Fiberglass pools are nothing new. In fact, these types of pools have been around for almost 50 years. Fiberglass pools are factory-built one-piece shells made from layers of fiberglass, and resin, and coated with a gel coat, with a non-porous surface similar to cars, boats, and pool slides.
The glass steel swimming pool is supported by a new type of composite material glass fiber reinforced plastic. Compared with the conventional cement swimming pool, it has the characteristics of lightweight, easy transportation, and unique shape.
Japan's elementary, junior high, and high schools are said to have one of the highest percentages of swimming pools in the world. About half of them are FRP (fiber-reinforced plastic) pools, and the rest are made of stainless steel or concrete. FRP material has excellent durability, weather resistance, and shock resistance that will make it an excellent material for swimming pools. The first reason for the popularity of these FRP pools is their lightweight. One reason their portability is an advantage is that it can even install pools on school roofs in crowded urban centers, where space is often limited and expensive. Having a swimming pool on the roof also protects the privacy of students swimming, and in some cases the school considers them to be an alternative water source in the event of an emergency or disaster. There are also cases of swimming school facilities, where the ground floor is used as a parking area and the swimming pool is located on the second floor.

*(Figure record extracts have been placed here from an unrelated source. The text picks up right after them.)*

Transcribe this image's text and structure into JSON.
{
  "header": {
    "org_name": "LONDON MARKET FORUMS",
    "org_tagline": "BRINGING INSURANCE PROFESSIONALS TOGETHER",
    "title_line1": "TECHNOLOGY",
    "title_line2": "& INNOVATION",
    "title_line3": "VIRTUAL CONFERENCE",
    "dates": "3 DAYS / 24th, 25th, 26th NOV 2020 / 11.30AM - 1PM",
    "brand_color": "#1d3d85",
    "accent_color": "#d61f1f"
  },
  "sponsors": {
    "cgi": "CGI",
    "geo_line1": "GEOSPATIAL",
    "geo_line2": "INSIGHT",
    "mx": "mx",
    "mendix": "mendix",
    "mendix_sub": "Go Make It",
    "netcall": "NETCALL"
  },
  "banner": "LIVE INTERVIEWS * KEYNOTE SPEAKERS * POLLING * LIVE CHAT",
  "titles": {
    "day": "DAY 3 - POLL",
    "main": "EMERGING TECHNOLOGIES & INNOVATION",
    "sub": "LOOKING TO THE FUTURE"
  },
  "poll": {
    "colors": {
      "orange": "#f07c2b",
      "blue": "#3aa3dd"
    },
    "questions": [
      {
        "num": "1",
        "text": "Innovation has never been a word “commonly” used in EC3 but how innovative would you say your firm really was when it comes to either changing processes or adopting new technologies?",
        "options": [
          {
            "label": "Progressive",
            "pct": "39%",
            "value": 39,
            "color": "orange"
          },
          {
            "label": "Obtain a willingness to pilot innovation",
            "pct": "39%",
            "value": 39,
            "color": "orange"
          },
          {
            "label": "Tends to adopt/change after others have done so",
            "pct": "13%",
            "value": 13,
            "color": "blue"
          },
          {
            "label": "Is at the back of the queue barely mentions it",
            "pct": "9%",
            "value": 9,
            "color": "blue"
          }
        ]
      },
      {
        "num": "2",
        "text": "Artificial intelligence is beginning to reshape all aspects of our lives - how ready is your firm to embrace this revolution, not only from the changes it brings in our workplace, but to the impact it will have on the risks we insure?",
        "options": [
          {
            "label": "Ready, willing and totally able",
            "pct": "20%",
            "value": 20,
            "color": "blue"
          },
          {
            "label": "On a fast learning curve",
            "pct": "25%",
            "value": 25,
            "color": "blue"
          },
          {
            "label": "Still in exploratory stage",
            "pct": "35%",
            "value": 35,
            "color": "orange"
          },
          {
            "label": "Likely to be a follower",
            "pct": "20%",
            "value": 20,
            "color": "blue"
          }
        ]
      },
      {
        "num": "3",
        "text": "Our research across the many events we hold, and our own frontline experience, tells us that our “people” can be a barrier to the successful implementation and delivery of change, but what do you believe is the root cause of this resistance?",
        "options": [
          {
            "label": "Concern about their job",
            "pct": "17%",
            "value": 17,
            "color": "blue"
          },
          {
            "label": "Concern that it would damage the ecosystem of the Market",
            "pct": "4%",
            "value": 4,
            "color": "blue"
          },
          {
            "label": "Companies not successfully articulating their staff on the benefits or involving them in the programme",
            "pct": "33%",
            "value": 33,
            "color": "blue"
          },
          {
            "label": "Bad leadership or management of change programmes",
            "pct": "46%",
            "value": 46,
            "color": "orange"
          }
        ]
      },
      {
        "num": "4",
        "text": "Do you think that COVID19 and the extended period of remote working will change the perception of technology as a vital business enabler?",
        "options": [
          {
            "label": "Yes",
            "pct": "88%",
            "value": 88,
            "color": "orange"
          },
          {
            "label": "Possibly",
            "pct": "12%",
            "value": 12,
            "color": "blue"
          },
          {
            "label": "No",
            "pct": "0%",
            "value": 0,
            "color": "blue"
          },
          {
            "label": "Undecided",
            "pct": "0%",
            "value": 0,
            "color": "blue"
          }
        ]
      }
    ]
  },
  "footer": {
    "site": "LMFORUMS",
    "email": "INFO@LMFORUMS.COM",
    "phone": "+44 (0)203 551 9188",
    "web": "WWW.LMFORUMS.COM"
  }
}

The next reason for the popularity of FRP pools is their freedom to shape smooth surfaces and edges. FRP pools are known for being able to meet a variety of necessities for special needs schools and their students. They are also recognized for their good thermal insulation properties when used in warm pools. FRP pools also take less time to install; small, easily transportable pool sections are manufactured and delivered to the delivery site and then assembled on-site, so there is no need to worry about wide enough road access.